Nous passons la journée à préparer notre départ pour la Mongolie et révisons notre itinéraire.
Nous voulions faire une boucle vers le nord-ouest de la Mongolie (Khövsgöl et Arkhangay) mais les faibles T°C (et feedback des personnes que nous croisons qui en reviennent) nous en découragent.
Nous envisageons davantage de visiter les régions d'Arkhangay, Övörkhangay, Ömnögov (du centre ouest au sud, jusqu'au désert de Gobi) et pourquoi pas de rajouter quelques jours à cheval.
Notre programme aura encore le temps d'évoluer en fonction des rencontres ou infos que nous aurons à UB.
A 22h le Transmongolien, nous attendait.
Rouler de jour est déjà sportif en Russie mais alors de nuit...heureusement que l'auberge n'était pas trop loin de la gare, car je n'aurai pas donné cher de notre peau.

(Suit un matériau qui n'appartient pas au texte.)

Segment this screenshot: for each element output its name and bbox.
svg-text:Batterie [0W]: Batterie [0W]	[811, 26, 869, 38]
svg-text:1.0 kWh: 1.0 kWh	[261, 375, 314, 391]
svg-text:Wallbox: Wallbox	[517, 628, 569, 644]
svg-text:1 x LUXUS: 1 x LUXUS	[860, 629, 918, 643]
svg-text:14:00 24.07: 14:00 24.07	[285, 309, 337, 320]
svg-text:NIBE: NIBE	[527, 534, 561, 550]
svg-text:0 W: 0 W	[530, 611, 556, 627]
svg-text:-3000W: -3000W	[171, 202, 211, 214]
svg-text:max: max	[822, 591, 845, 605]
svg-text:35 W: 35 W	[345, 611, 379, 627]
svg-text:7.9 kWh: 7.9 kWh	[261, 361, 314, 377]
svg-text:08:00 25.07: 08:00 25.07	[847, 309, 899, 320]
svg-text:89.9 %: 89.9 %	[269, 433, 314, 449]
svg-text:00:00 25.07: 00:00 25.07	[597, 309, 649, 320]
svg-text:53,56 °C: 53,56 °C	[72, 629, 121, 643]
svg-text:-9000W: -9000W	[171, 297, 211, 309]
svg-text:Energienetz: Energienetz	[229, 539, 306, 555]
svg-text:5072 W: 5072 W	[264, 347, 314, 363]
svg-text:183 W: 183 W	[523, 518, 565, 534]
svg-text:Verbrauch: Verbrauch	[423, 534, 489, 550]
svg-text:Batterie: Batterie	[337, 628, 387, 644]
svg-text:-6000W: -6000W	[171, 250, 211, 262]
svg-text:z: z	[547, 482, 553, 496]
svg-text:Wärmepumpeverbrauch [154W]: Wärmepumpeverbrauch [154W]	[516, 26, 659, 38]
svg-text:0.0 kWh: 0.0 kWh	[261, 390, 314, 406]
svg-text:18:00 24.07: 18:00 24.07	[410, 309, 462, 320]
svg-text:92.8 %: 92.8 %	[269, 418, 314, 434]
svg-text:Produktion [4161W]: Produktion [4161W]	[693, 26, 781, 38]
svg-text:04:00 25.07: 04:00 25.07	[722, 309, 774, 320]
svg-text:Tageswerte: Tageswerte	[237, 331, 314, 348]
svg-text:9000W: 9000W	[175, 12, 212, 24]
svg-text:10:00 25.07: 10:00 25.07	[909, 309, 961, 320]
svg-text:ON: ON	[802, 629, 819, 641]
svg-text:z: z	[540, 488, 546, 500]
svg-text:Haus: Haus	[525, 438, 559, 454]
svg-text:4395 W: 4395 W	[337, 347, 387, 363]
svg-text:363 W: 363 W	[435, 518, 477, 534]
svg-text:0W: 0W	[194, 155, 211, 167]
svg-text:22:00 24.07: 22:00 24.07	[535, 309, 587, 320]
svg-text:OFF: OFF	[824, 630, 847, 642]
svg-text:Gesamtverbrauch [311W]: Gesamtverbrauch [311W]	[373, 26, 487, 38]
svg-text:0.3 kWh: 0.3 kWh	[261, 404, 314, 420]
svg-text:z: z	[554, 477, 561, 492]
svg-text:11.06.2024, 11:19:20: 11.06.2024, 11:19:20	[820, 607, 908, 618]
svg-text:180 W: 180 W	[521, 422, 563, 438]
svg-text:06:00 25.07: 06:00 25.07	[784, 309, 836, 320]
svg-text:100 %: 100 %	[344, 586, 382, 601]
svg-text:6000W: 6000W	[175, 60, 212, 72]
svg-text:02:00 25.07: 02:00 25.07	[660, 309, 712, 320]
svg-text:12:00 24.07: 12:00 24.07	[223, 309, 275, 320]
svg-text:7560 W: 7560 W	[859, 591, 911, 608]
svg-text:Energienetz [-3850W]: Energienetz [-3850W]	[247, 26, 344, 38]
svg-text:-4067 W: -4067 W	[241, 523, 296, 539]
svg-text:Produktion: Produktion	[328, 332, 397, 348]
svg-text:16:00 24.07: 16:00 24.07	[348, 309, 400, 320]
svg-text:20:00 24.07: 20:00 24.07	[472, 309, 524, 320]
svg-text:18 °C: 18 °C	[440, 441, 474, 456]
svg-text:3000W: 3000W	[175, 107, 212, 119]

Comme avec Claudine & Olivier, nous attendons avec impatience l'annonce de notre train et son quai pour savoir s'il va falloir qu'on porte les vélos.
Voilà que Mulot&Tornado se transforment à présent en pachas ! C'est à nous de les transporter...y'a quelque chose qui cloche, non !? ;-)
Bingo, quai n°3, il faut passer par le souterrain de la gare, descendre et remonter les escaliers (à la russe, comme on les connait, bien longs et sans rampe) avec la foule qu'on peut imaginer un jour de soldes...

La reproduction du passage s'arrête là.